Where a party makes what is treated as a final payment and satisfaction of a bond and mortgage without taking a satisfaction and without requiring production of the instruments, or receiving some sufficient excuse for their non-production, the payment is at his peril and not good as against an assignee for value under an unrecorded assignment. In dealing with the property on such an assumption the purchaser acts at his own peril and assumes the risk that the mortgagee may have transferred the mortgage to someone else. He is put upon inquiry. It is not enough for him to examine the record and see that no assignment of the mortgage appears thereon, but he should require a satisfaction piece in due form, or the delivery of the mortgage and bond. (Curtis v. Moore, 152 N. Y. 159; Assets Realization Co. v. Clark, 205 id. 105.)
It is not necessary to record an assignment of a recorded mortgage as against a subsequent purchaser of the mortgaged premises, but only as against a subsequent purchaser of the mortgage itself. (Greene v. Warnick, 64 N. Y. 220, 225; Curtis v. Moore, supra, 164.) The record of the mortgage was notice to subsequent purchasers of the premises, although the assignment to the plaintiff was not recorded. (Spicer v. First National Bank, 55 App. Div. 172.)
In Purdy v. Huntington, 42 N. Y. 334, it was held that the assignee of a recorded mortgage upon real estate, which real estate was conveyed by the mortgagor to the mortgagee, after the assignment, holds a valid lien as against a purchaser from the mortgagee who took without notice of the assignment, notwithstanding the conveyance to the mortgagee as well as the conveyance from the mortgagee to the purchaser, were recorded before the assignment was placed upon record.

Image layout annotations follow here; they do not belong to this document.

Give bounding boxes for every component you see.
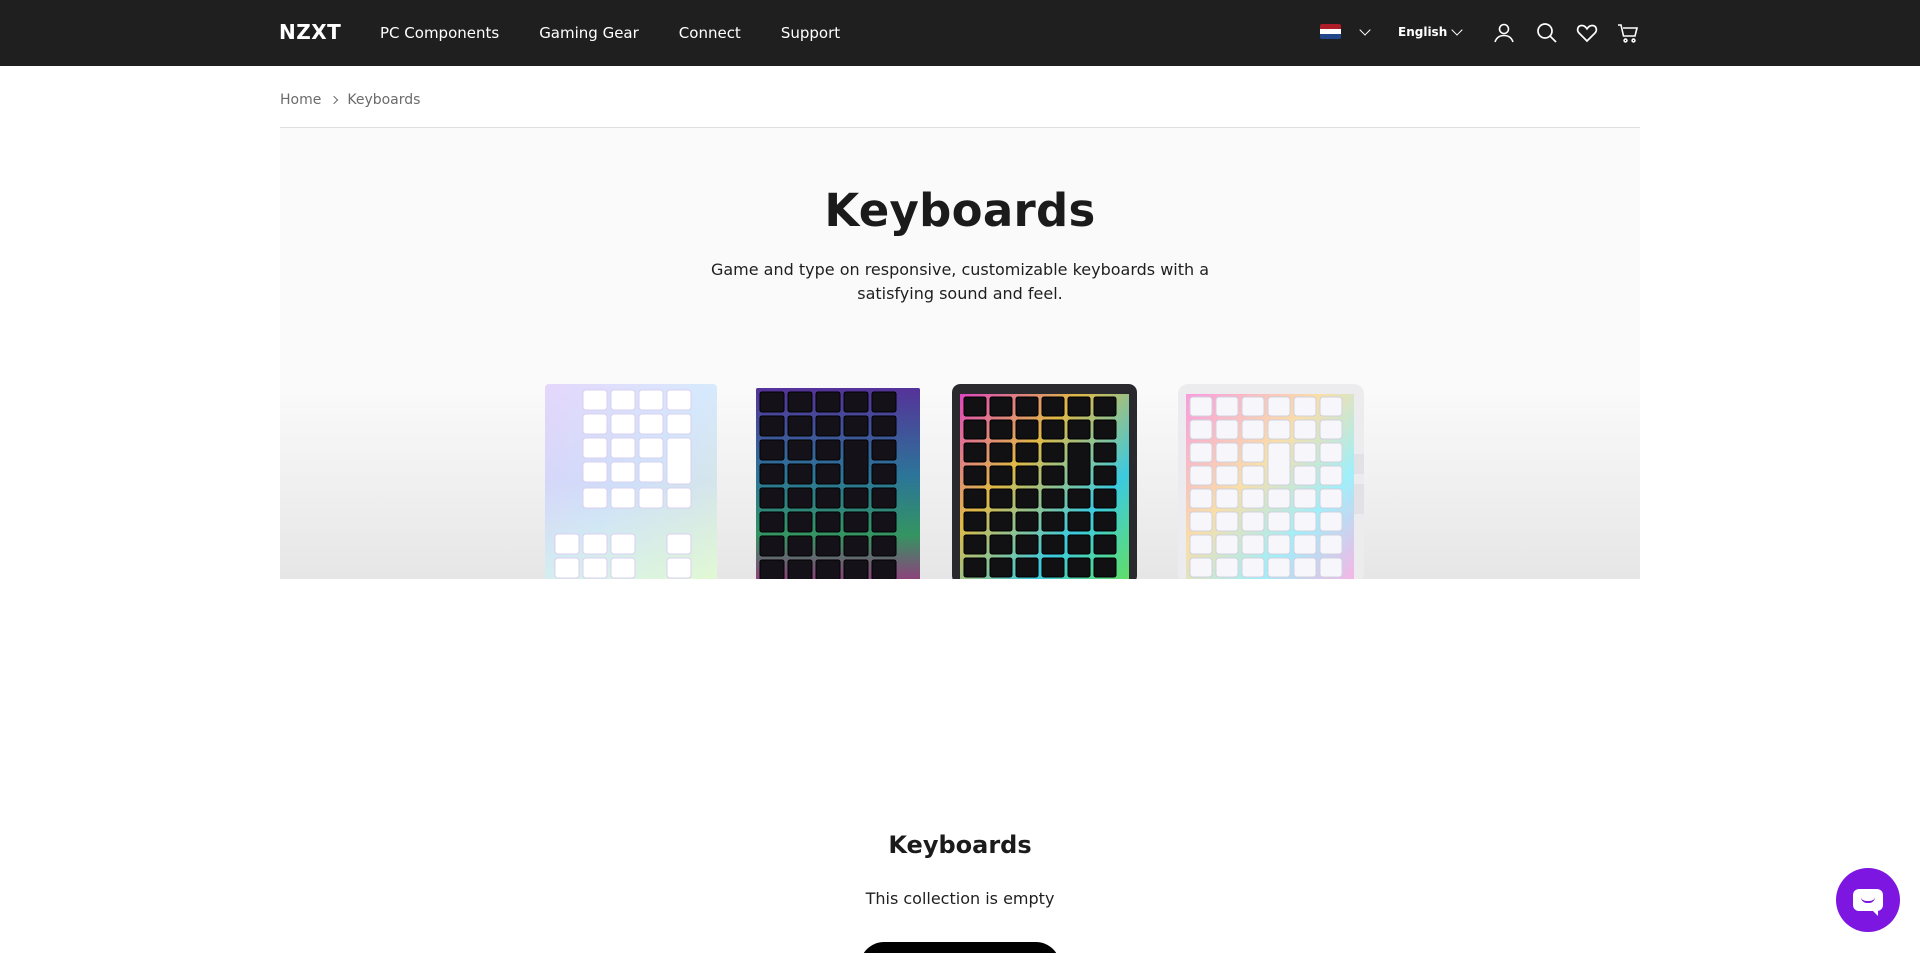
breadcrumb-current: Keyboards [347,92,421,108]
chevron-down-icon [1451,24,1463,36]
continue-shopping-button[interactable] [860,942,1060,953]
nav-connect[interactable]: Connect [679,24,741,42]
white-rgb-keyboard-image [545,384,717,579]
site-header: NZXT PC Components Gaming Gear Connect S… [0,0,1920,66]
cart-icon[interactable] [1616,21,1640,45]
collection-hero: Keyboards Game and type on responsive, c… [280,128,1640,579]
page-subtitle: Game and type on responsive, customizabl… [710,260,1210,303]
page-title: Keyboards [824,184,1096,237]
nav-gaming-gear[interactable]: Gaming Gear [539,24,639,42]
empty-collection-message: This collection is empty [865,889,1055,908]
chat-bubble-tail [1870,908,1878,916]
nav-pc-components[interactable]: PC Components [380,24,499,42]
breadcrumb-home[interactable]: Home [280,92,321,108]
collection-title: Keyboards [888,831,1032,859]
nzxt-logo[interactable]: NZXT [279,20,341,44]
black-rgb-keyboard-frame-image [952,384,1137,579]
main-nav: PC Components Gaming Gear Connect Suppor… [380,0,840,66]
netherlands-flag-icon [1320,24,1341,39]
account-icon[interactable] [1492,21,1516,45]
breadcrumb: Home Keyboards [280,92,420,108]
chat-launcher-button[interactable] [1836,868,1900,932]
nav-support[interactable]: Support [781,24,840,42]
white-rgb-keyboard-frame-image [1178,384,1364,579]
chevron-right-icon [330,95,339,105]
chevron-down-icon [1359,24,1371,36]
black-rgb-keyboard-image [756,388,920,579]
language-label: English [1398,25,1448,39]
search-icon[interactable] [1535,21,1559,45]
wishlist-heart-icon[interactable] [1575,21,1599,45]
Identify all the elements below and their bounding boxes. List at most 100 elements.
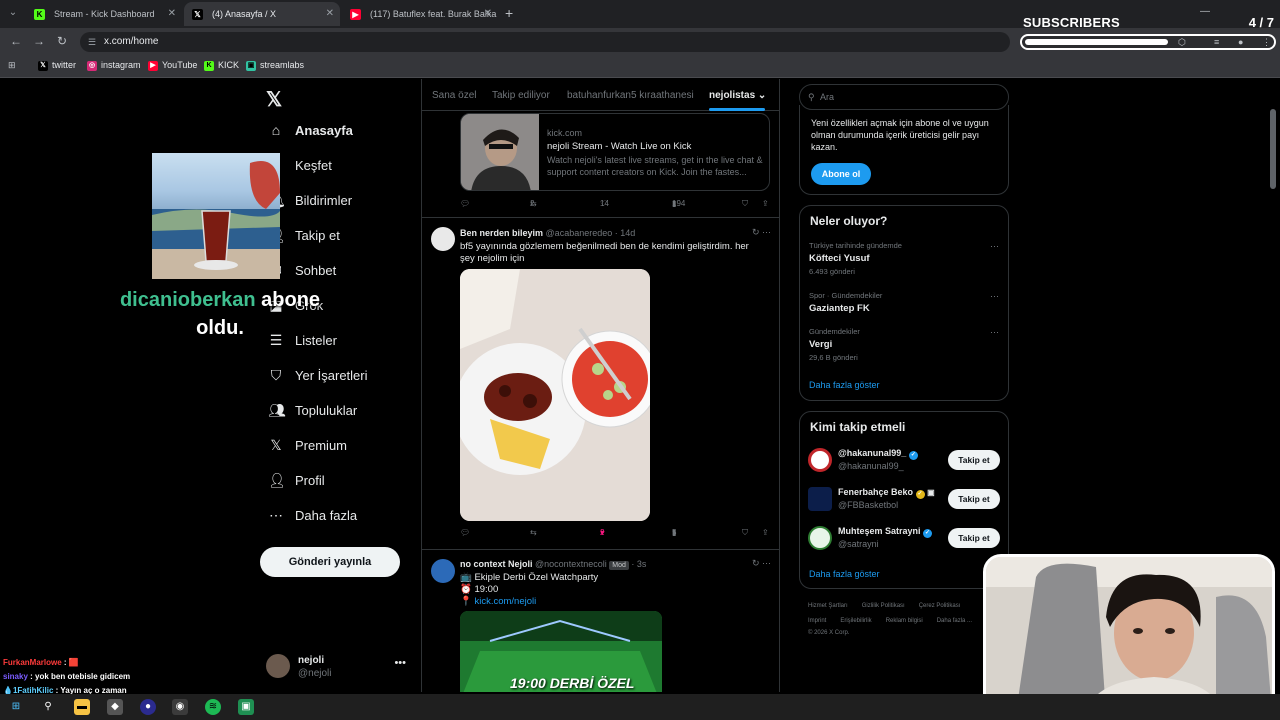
profile-icon[interactable]: ● xyxy=(1238,37,1243,47)
tweet-author-name[interactable]: Ben nerden bileyim xyxy=(460,228,543,238)
tab-list-nejolistas[interactable]: nejolistas ⌄ xyxy=(709,90,766,101)
subscribe-button[interactable]: Abone ol xyxy=(811,163,871,185)
share-icon[interactable]: ⇪ xyxy=(762,528,769,537)
apps-icon[interactable]: ⊞ xyxy=(8,60,16,71)
avatar[interactable] xyxy=(431,227,455,251)
footer-link[interactable]: Reklam bilgisi xyxy=(886,618,923,624)
tweet-header: Ben nerden bileyim @acabaneredeo · 14d xyxy=(460,228,635,238)
bookmark-streamlabs[interactable]: ▣ streamlabs xyxy=(246,60,304,71)
follow-suggestion[interactable]: Fenerbahçe Beko ✓ ▣ @FBBasketbol Takip e… xyxy=(808,484,1000,514)
x-icon: 𝕏 xyxy=(38,61,48,71)
account-name: nejoli xyxy=(298,655,325,666)
extension-icon[interactable]: ⬡ xyxy=(1178,37,1186,48)
menu-icon[interactable]: ⋮ xyxy=(1262,37,1271,48)
url-field[interactable]: ☰ x.com/home xyxy=(80,32,1010,52)
follow-show-more-link[interactable]: Daha fazla göster xyxy=(809,569,880,579)
avatar xyxy=(808,526,832,550)
tab-search-icon[interactable]: ⌄ xyxy=(4,4,22,22)
nav-item-label: Yer İşaretleri xyxy=(295,368,368,383)
nav-item-profile[interactable]: 👤︎ Profil xyxy=(268,472,325,496)
search-icon[interactable]: ⚲ xyxy=(40,699,56,715)
close-tab-icon[interactable]: ✕ xyxy=(484,2,492,26)
chrome-icon[interactable]: ◉ xyxy=(172,699,188,715)
post-button[interactable]: Gönderi yayınla xyxy=(260,547,400,577)
footer-link[interactable]: Çerez Politikası xyxy=(919,603,961,609)
tweet-more-icon[interactable]: ↻ ⋯ xyxy=(752,558,771,569)
nav-item-x[interactable]: 𝕏 Premium xyxy=(268,437,347,461)
bookmark-icon[interactable]: ⛉ xyxy=(742,528,748,538)
reload-icon[interactable]: ↻ xyxy=(57,34,67,48)
follow-button[interactable]: Takip et xyxy=(948,489,1000,509)
bookmark-instagram[interactable]: ◎ instagram xyxy=(87,60,141,71)
forward-icon[interactable]: → xyxy=(33,34,45,48)
tab-following[interactable]: Takip ediliyor xyxy=(492,90,550,101)
obs-icon[interactable]: ● xyxy=(140,699,156,715)
close-tab-icon[interactable]: ✕ xyxy=(168,2,176,26)
bookmark-kick[interactable]: K KICK xyxy=(204,60,239,71)
bookmark-icon[interactable]: ⛉ xyxy=(742,199,748,209)
file-explorer-icon[interactable]: ▬ xyxy=(74,699,90,715)
footer-link[interactable]: Gizlilik Politikası xyxy=(862,603,905,609)
page-scrollbar[interactable] xyxy=(1270,109,1276,189)
trend-item[interactable]: Spor · Gündemdekiler Gaziantep FK ⋯ xyxy=(809,291,999,314)
back-icon[interactable]: ← xyxy=(10,34,22,48)
media-icon[interactable]: ≡ xyxy=(1214,37,1219,47)
nav-item-home[interactable]: ⌂ Anasayfa xyxy=(268,122,353,146)
bookmark-youtube[interactable]: ▶ YouTube xyxy=(148,60,197,71)
tab-kick-dashboard[interactable]: K Stream - Kick Dashboard ✕ xyxy=(26,2,182,26)
nav-item-bookmark[interactable]: ⛉ Yer İşaretleri xyxy=(268,367,368,391)
footer-link[interactable]: Daha fazla ... xyxy=(937,618,972,624)
windows-start-icon[interactable]: ⊞ xyxy=(8,699,24,715)
app-icon[interactable]: ◆ xyxy=(107,699,123,715)
trends-show-more-link[interactable]: Daha fazla göster xyxy=(809,380,880,390)
footer-link[interactable]: Imprint xyxy=(808,618,826,624)
x-logo-icon[interactable]: 𝕏 xyxy=(266,87,282,112)
tab-x-home[interactable]: 𝕏 (4) Anasayfa / X ✕ xyxy=(184,2,340,26)
nav-item-communities[interactable]: 👥︎ Topluluklar xyxy=(268,402,357,426)
alert-text-2: oldu. xyxy=(196,317,244,339)
avatar[interactable] xyxy=(431,559,455,583)
follow-button[interactable]: Takip et xyxy=(948,450,1000,470)
nav-item-bell[interactable]: 🔔︎Bildirimler xyxy=(268,192,352,216)
tab-youtube[interactable]: ▶ (117) Batuflex feat. Burak Balka ✕ xyxy=(342,2,498,26)
more-icon[interactable]: ⋯ xyxy=(990,241,999,252)
tab-list-kiraathane[interactable]: batuhanfurkan5 kıraathanesi xyxy=(567,90,694,101)
site-info-icon[interactable]: ☰ xyxy=(88,32,96,52)
new-tab-button[interactable]: + xyxy=(505,5,513,21)
tweet-author-name[interactable]: no context Nejoli xyxy=(460,559,533,569)
x-icon: 𝕏 xyxy=(270,437,282,453)
footer-link[interactable]: Erişilebilirlik xyxy=(840,618,871,624)
trend-count: 6.493 gönderi xyxy=(809,267,855,276)
retweet-icon[interactable]: ⇆ xyxy=(530,528,537,537)
footer-link[interactable]: Hizmet Şartları xyxy=(808,603,848,609)
more-icon[interactable]: ⋯ xyxy=(990,327,999,338)
tab-for-you[interactable]: Sana özel xyxy=(432,90,476,101)
follow-suggestion[interactable]: @hakanunal99_ ✓ @hakanunal99_ Takip et xyxy=(808,445,1000,475)
link-card[interactable]: kick.com nejoli Stream - Watch Live on K… xyxy=(460,113,770,191)
follow-button[interactable]: Takip et xyxy=(948,528,1000,548)
share-icon[interactable]: ⇪ xyxy=(762,199,769,208)
reply-icon[interactable]: 💬︎ xyxy=(460,199,470,208)
tweet-link[interactable]: kick.com/nejoli xyxy=(474,596,536,607)
close-tab-icon[interactable]: ✕ xyxy=(326,2,334,26)
spotify-icon[interactable]: ≋ xyxy=(205,699,221,715)
more-icon[interactable]: ••• xyxy=(394,657,406,669)
bookmark-twitter[interactable]: 𝕏twitter xyxy=(38,60,76,71)
tweet-image[interactable] xyxy=(460,269,650,521)
follow-suggestion[interactable]: Muhteşem Satrayni ✓ @satrayni Takip et xyxy=(808,523,1000,553)
more-icon[interactable]: ⋯ xyxy=(990,291,999,302)
account-switcher[interactable]: nejoli @nejoli ••• xyxy=(266,651,410,681)
nav-item-label: Premium xyxy=(295,438,348,453)
trend-item[interactable]: Türkiye tarihinde gündemde Köfteci Yusuf… xyxy=(809,241,999,276)
tweet-video[interactable]: 19:00 DERBİ ÖZEL xyxy=(460,611,662,692)
tweet-more-icon[interactable]: ↻ ⋯ xyxy=(752,227,771,238)
url-text: x.com/home xyxy=(104,36,159,47)
trend-count: 29,6 B gönderi xyxy=(809,353,858,362)
subscribers-label: SUBSCRIBERS xyxy=(1023,15,1120,30)
trend-category: Türkiye tarihinde gündemde xyxy=(809,241,902,250)
trend-item[interactable]: Gündemdekiler Vergi 29,6 B gönderi ⋯ xyxy=(809,327,999,362)
streamlabs-icon[interactable]: ▣ xyxy=(238,699,254,715)
nav-item-label: Keşfet xyxy=(295,158,332,173)
nav-item-more[interactable]: ⋯ Daha fazla xyxy=(268,507,357,531)
reply-icon[interactable]: 💬︎ xyxy=(460,528,470,537)
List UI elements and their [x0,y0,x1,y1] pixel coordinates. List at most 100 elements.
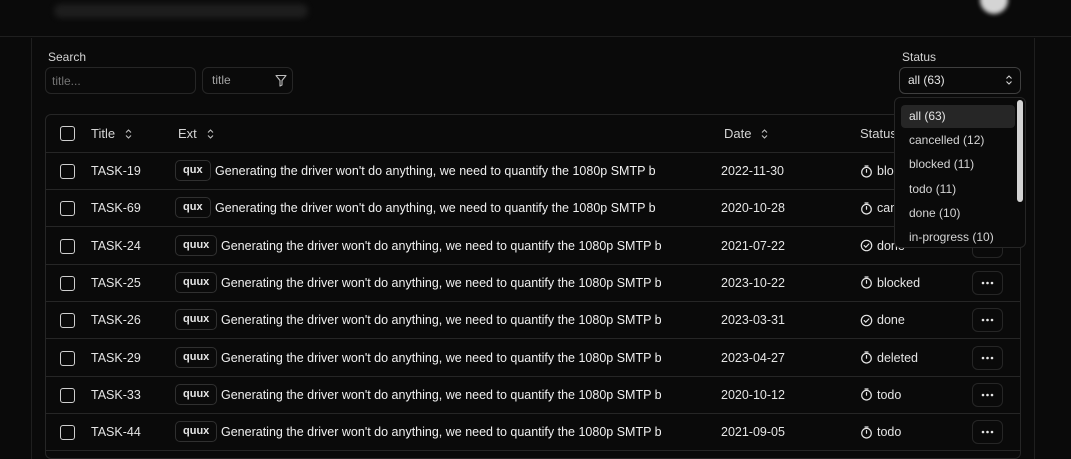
table-row: TASK-24 quux Generating the driver won't d… [46,228,1020,265]
top-bar [0,0,1071,37]
row-checkbox[interactable] [60,425,75,441]
status-option[interactable]: all (63) [901,105,1015,128]
sort-icon [762,128,768,139]
check-circle-icon [860,239,873,252]
task-id: TASK-19 [91,164,141,178]
search-input[interactable] [45,67,196,94]
row-actions-button[interactable] [972,382,1003,407]
table-row: TASK-69 qux Generating the driver won't do… [46,190,1020,228]
task-date: 2020-10-28 [721,201,785,216]
table-row: TASK-25 quux Generating the driver won't d… [46,265,1020,302]
ext-badge: qux [175,160,211,181]
status-option[interactable]: todo (11) [901,178,1015,201]
task-status: done [860,313,905,327]
table-header: Title Ext Date Status [46,115,1020,153]
task-date: 2020-10-12 [721,387,785,402]
task-id: TASK-33 [91,387,141,402]
task-title: Generating the driver won't do anything,… [221,275,661,290]
column-header-ext[interactable]: Ext [178,126,215,141]
scrollbar[interactable] [1017,100,1023,202]
task-title: Generating the driver won't do anything,… [221,425,661,440]
select-all-checkbox[interactable] [60,126,75,141]
timer-icon [860,164,873,178]
status-select-value: all (63) [908,73,945,87]
column-filter-value: title [212,73,231,87]
task-id: TASK-24 [91,238,141,253]
row-checkbox[interactable] [60,350,75,366]
timer-icon [860,425,873,439]
table-row: TASK-26 quux Generating the driver won't d… [46,302,1020,340]
row-checkbox[interactable] [60,387,75,403]
task-id: TASK-29 [91,350,141,365]
timer-icon [860,202,873,215]
timer-icon [860,388,873,401]
timer-icon [860,276,873,289]
ext-badge: quux [175,421,218,443]
search-label: Search [48,50,87,64]
more-horizontal-icon [981,430,994,434]
status-dropdown: all (63) cancelled (12) blocked (11) todo (… [894,97,1026,248]
task-date: 2023-04-27 [721,350,785,365]
ext-badge: quux [175,309,218,331]
column-header-status[interactable]: Status [860,126,897,141]
row-checkbox[interactable] [60,275,75,291]
status-text: todo [877,425,902,440]
column-header-title[interactable]: Title [91,126,133,141]
task-id: TASK-69 [91,201,141,216]
status-text: done [877,313,905,328]
chevron-up-down-icon [1006,75,1012,85]
task-date: 2022-11-30 [721,164,785,178]
row-checkbox[interactable] [60,201,75,217]
status-label: Status [902,50,937,64]
status-option[interactable]: cancelled (12) [901,129,1015,152]
ext-badge: quux [175,383,218,405]
more-horizontal-icon [981,281,994,285]
task-status: deleted [860,351,918,365]
task-status: blocked [860,276,920,290]
more-horizontal-icon [981,356,994,360]
task-date: 2023-10-22 [721,275,785,290]
more-horizontal-icon [981,318,994,322]
ext-badge: quux [175,271,218,293]
row-actions-button[interactable] [972,270,1003,295]
task-date: 2021-09-05 [721,425,785,440]
status-select[interactable]: all (63) [899,67,1021,94]
more-horizontal-icon [981,393,994,397]
row-actions-button[interactable] [972,345,1003,370]
column-header-date[interactable]: Date [724,126,769,141]
status-option[interactable]: done (10) [901,202,1015,225]
task-status: todo [860,388,901,402]
status-text: deleted [877,350,919,365]
table-row: TASK-19 qux Generating the driver won't do… [46,153,1020,190]
status-option[interactable]: in-progress (10) [901,226,1015,247]
ext-badge: qux [175,197,211,219]
row-checkbox[interactable] [60,313,75,329]
table-row: TASK-44 quux Generating the driver won't d… [46,414,1020,452]
task-id: TASK-26 [91,313,141,328]
task-date: 2021-07-22 [721,238,785,253]
ext-badge: quux [175,346,218,368]
task-title: Generating the driver won't do anything,… [221,313,661,328]
task-title: Generating the driver won't do anything,… [215,164,655,178]
task-title: Generating the driver won't do anything,… [215,201,655,216]
task-date: 2023-03-31 [721,313,785,328]
timer-icon [860,351,873,364]
row-checkbox[interactable] [60,164,75,179]
ext-badge: quux [175,234,218,256]
table-row: TASK-29 quux Generating the driver won't d… [46,340,1020,377]
row-actions-button[interactable] [972,308,1003,333]
row-actions-button[interactable] [972,420,1003,445]
tasks-table: Title Ext Date Status TASK-19 qux Generati… [45,114,1021,459]
blurred-header-text [54,4,308,18]
status-option[interactable]: blocked (11) [901,153,1015,176]
status-text: blocked [877,275,921,290]
status-text: todo [877,387,902,402]
filter-icon [275,74,287,87]
task-title: Generating the driver won't do anything,… [221,350,661,365]
sort-icon [125,128,132,139]
column-filter-select[interactable]: title [202,67,293,94]
task-title: Generating the driver won't do anything,… [221,238,661,253]
row-checkbox[interactable] [60,238,75,254]
task-id: TASK-44 [91,425,141,440]
avatar[interactable] [980,0,1008,14]
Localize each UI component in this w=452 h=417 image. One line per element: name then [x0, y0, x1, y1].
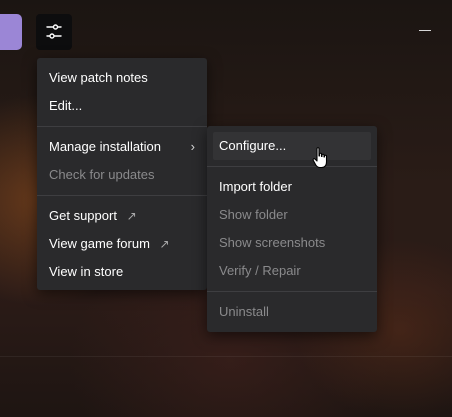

In this case, however, it appears that the defendants Svec did not deal heedlessly and carelessly with Sullivan without knowledge that the mortgage existed, or without proper precautions as to an assignment having been made. The mortgage was discussed; a satisfaction of it was drawn, apparently executed, and such satisfaction, together with the deed received was intrusted to Sullivan for record. Defendants Svec could have done nothing more, unless they had refused to intrust the papers to Sullivan for recording and demanded that they be forthwith delivered to them. They, however, had confidence in Sullivan, regarded Sullivan as their attorney, and certainly could not be charged with negligence in intrusting the papers to Sullivan -under such circumstances for the purpose of having then recorded.
The act of the plaintiff in failing to secure possession of the mortgage, her failure to obtain a written assignment, her carelessness as to the recording of the mortgage or the assignment, her reliance upon receiving payments from Sullivan, her failure to call the attention of any of the successive owners of the property to her mortgage lien, and her neglect to seek enforcement of payment from any of the owners including Svec, until long after Sullivan had ceased to make payments to her, clearly, while unfortunate for the plaintiff, place her in the position of a person who by bis own negligence and carelessness, enables the third person (in this instance Sullivan) to do the injury to both the plaintiff and the defendants Svec.
For the reasons outlined, the court feels constrained to hold that the plaintiff is precluded from enforcing the apparent lien of the mortgage she claims to own. Upon all of the facts plaintiff has failed to establish a cause of action.
Judgment is directed for defendants and complaint dismissed, with costs.